What he wasn’t happy about was the massive ship heading their way.
He hurried to the bridge. The subsurface realms of both O’Neill cylinders were honeycombed by transit tubes, and subway kiosks could be found on almost every block of the various towns and cities. Mag-lev transit cars didn’t run on a schedule, but instead were routed by the colony’s computer network whenever sensors detected someone entering a kiosk. He slapped the palm of his hand agai
nst a sensor to transmit his priority override code.
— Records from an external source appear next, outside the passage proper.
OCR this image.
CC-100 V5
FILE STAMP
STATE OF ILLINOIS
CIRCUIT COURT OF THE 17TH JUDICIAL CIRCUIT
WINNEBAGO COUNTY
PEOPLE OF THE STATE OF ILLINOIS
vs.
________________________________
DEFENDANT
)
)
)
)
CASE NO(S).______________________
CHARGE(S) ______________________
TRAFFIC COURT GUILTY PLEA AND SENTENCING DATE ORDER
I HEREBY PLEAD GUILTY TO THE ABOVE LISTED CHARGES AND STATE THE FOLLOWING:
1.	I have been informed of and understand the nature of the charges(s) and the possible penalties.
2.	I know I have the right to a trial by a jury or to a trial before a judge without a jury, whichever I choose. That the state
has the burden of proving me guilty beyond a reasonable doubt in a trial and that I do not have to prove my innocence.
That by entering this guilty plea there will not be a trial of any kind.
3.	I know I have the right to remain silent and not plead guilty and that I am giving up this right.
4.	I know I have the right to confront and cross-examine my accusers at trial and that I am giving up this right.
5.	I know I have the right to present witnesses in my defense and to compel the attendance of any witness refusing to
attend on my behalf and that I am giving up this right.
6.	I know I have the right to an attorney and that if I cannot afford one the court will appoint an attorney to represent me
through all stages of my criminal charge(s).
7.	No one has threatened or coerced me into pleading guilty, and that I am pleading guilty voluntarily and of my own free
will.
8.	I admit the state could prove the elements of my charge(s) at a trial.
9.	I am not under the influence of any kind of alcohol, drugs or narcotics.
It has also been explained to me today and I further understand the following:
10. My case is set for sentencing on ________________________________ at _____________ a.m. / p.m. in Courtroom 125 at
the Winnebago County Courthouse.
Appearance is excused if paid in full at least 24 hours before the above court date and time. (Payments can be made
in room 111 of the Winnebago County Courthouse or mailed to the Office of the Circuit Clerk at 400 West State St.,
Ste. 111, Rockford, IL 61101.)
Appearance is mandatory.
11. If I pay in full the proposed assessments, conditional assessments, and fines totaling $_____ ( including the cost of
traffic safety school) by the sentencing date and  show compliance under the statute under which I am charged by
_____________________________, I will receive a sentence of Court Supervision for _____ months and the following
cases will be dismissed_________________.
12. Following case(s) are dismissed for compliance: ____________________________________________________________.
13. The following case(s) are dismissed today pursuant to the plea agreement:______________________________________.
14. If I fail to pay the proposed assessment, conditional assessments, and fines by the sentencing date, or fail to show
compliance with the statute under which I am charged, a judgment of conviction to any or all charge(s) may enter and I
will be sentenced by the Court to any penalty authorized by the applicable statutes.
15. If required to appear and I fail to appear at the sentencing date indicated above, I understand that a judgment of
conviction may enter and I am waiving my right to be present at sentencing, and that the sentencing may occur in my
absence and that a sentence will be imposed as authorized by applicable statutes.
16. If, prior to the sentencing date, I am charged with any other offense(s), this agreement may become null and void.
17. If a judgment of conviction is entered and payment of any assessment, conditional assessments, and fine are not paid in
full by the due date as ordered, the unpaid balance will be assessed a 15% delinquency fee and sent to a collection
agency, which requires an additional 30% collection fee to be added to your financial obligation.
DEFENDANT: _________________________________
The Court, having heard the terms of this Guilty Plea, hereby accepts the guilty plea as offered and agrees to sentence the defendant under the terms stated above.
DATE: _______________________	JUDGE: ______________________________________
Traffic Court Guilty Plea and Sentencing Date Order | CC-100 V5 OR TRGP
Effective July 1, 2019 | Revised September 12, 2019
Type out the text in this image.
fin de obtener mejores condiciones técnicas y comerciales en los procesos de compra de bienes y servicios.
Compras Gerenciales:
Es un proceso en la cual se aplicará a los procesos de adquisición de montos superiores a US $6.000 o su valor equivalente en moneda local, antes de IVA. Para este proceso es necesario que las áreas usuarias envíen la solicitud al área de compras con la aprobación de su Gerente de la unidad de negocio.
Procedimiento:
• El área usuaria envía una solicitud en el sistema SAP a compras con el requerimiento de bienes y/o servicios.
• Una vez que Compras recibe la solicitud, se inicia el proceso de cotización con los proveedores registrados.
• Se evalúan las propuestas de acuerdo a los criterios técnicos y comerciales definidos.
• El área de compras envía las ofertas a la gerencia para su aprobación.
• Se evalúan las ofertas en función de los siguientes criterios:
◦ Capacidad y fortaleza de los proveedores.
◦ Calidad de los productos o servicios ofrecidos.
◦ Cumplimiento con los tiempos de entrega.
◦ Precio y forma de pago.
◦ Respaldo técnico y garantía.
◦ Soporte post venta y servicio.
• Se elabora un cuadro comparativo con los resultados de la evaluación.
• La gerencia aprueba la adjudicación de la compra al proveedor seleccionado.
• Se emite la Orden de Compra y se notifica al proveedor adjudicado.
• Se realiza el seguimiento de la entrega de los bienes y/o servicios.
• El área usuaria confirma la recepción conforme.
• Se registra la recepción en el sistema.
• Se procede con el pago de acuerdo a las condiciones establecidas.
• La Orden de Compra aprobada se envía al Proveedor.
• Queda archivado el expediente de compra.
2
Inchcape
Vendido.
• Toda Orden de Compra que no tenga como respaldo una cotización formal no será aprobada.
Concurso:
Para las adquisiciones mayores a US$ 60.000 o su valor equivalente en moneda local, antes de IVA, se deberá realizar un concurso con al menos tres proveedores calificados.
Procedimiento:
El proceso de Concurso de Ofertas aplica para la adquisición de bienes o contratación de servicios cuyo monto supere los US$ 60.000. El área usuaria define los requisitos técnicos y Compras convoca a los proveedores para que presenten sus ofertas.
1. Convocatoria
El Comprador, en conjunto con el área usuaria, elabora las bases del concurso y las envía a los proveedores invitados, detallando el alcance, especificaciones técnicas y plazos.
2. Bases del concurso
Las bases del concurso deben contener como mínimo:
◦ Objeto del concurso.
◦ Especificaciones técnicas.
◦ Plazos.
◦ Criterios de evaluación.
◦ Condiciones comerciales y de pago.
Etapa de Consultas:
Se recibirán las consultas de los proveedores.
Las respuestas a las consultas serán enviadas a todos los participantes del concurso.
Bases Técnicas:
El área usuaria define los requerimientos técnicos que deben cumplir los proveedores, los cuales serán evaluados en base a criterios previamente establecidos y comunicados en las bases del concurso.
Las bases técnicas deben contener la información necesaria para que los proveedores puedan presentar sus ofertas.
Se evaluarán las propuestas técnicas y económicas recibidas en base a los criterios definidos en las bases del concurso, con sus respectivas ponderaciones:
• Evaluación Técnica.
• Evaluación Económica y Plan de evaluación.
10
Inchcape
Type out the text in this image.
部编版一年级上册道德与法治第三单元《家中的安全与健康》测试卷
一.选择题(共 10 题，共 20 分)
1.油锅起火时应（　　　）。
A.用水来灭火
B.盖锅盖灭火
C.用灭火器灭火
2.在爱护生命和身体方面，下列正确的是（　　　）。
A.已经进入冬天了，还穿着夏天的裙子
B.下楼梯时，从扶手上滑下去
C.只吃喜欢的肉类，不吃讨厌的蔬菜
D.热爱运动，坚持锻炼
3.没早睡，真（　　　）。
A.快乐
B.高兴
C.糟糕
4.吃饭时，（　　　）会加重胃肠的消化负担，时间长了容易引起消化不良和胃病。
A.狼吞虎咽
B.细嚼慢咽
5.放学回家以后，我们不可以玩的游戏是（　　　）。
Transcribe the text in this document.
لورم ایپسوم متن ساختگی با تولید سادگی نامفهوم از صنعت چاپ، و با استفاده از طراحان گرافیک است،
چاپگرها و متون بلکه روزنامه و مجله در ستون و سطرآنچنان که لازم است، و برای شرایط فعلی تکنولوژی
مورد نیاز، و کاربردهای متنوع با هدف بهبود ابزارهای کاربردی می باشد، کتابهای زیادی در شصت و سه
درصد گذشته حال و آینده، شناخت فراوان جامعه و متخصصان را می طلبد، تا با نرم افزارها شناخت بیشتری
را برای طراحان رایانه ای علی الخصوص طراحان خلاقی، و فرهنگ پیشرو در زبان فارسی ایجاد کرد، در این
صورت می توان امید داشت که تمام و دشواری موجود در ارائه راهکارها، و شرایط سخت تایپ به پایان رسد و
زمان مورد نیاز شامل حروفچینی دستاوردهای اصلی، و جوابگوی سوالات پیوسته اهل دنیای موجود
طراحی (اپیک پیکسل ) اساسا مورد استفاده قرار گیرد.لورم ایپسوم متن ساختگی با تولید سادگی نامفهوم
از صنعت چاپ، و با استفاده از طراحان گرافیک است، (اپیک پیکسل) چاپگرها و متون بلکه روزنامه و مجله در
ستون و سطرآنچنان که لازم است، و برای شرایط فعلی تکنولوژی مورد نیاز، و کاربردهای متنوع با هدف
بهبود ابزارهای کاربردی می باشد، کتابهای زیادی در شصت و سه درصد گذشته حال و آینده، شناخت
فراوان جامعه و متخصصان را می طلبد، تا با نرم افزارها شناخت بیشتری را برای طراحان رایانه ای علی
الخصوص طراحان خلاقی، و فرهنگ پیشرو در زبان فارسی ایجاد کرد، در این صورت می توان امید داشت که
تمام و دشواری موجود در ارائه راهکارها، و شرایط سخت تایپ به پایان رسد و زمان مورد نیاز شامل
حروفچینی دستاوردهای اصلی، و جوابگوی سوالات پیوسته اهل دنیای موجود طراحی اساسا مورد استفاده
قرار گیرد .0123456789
Symm had sounded worried.
As he waited for a pod to show up, his thoughts kept coming back to Lisa, though. Yes, he was a free-minder—he had always felt strongly about that philosophy. Free-minders insisted on the sovereign right of all minds to set their own goals, to make their own decisions, and to pursue their own dreams. Social and career commitments put some restrictions on the individual, of course—he himself couldn’t just abandon his post as the military CO of Ad Astra and walk away, much as he might desire that some days. But mind was mind, no matter what the shape or origin of the body that housed it. The legal status of AI robots was still, after seventy-some years, in doubt, though. The legal system carried the presumption that robot AIs, and even the extremely powerful AIs that ran ships or complex networks, could not have true free will when it was humans who programmed them in the first place.
St. Clair found that presumption amusing, in a disgusting sort of way—the more so since there were cogent arguments from the worlds of quantum physics and human neural physiology that suggested that all free will was illusory. The real argument—the only one with validity, so far as he was concerned—was the financial one. Intelligent robots were in great demand, and their sale or lease brought the robotics industry hundreds of billions of new dollars each year. Machines could tirelessly monitor space traffic control in low Earth orbit, explore the hellish surface of Venus, or cheerfully provide their owners with sexual release without thought of their own pleasure. St. Clair, like most people, hadn’t thought much about the issue, not until he’d hired Lisa. But now that he knew an AI robot personally . . .
A subway pod pulled up and he stepped aboard. The trip from Bethesda through an upward-curving underground tube to the hub of the starboard cylinder’s aft endcap took just two minutes, with his priority code assuring him of express service. At the hub, he had to transfer through a zero-G lock, pulling his way hand over hand to a CCE travel pod already waiting to take him to the bridge.